Pero aquí san Juan afirma que la Palabra, es decir, el Hijo de Dios vino a este mundo, plantó su tienda entre nosotros, como hiciera la sabiduría en el Antiguo Testamento, naciendo en la humanidad.
La palabra, era la vida y "la vida era la luz de los hombres" y a su vez, "la luz brilla en las tinieblas, y las tinieblas no la percibieron"
De hecho, el Señor no es reconocido por Israel, pero aquellos que sí lo recibieron, fueron llamados hijos de Dios, ya que nacieron no de la carne y de la sangre, sino "que fueron engendrados por Dios"
Y así, esta Palabra, el Hijo de Dios hecho hombre, comienza a existir en el tiempo, el que es eterno, para salvarnos del pecado y de la muerte, se hace temporal.
Pero inmediatamente la liturgia nos va a mostrar lo que la presencia del Hijo de Dios entre nosotros significa. Y ahí escuchamos al apóstol San Pablo, escribiendo a los cristianos de Éfeso (1,3-6.15-18) que les dice que desde antes de la creación del mundo, fuimos nosotros pensados por Dios.
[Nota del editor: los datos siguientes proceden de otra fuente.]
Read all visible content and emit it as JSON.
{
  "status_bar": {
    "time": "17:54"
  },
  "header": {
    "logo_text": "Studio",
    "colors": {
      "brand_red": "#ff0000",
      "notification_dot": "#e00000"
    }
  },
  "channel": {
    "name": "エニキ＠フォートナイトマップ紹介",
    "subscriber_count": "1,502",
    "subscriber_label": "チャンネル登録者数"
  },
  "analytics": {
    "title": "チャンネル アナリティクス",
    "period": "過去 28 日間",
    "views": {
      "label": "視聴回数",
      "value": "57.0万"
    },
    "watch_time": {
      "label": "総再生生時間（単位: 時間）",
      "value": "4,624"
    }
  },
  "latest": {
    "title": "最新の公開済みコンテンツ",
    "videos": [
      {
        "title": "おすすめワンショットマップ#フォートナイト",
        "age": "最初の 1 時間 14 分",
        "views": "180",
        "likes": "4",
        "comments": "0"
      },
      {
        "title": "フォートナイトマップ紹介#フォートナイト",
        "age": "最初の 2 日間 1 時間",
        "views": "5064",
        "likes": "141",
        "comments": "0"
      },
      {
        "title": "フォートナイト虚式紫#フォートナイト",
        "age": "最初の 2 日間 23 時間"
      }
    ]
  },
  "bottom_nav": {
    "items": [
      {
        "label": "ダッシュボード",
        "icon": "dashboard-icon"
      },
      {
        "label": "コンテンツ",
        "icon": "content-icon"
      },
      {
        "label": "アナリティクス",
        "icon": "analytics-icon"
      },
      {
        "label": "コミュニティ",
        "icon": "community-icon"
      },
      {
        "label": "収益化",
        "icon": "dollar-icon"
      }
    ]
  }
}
De manera que la presencia del Hijo de Dios entre nosotros ya también tenía presente el que fuimos elegidos, desde toda la eternidad, en Cristo, para ser hijos adoptivos del Padre, "para ser santos e irreprochables en su presencia, por el amor".
Y en la medida en que seamos santos e irreprochables, es que seremos, a su vez, herederos de la promesa. ¿Qué promesa? La de la vida eterna. Y ahí entonces se va entendiendo más profundamente la implicancia del misterio del Hijo de Dios entre nosotros, y cuál es el sentido último también de nuestro existir. Que no estamos acá en el mundo meramente porque Dios no tenía nada que hacer y entonces nos creó a nosotros, sino que nuestra presencia aquí va marcando ese caminar en el mundo, siguiendo los pasos de Cristo, para llegar algún día a vivir plenamente esto que somos por el bautismo, hijos adoptivos del Padre. 
Pidámosle entonces al Señor que nos dé su gracia para que conociendo todo esto, tengamos la fuerza suficiente para vivir santamente en este mundo.


Cngo Ricardo B. Mazza, Cura Rector de la Iglesia Ntra Sra del Rosario, en Santa Fe de la Vera Cruz. Argentina. Homilía  en  el II domingo de Navidad. 05 de  enero de 2025.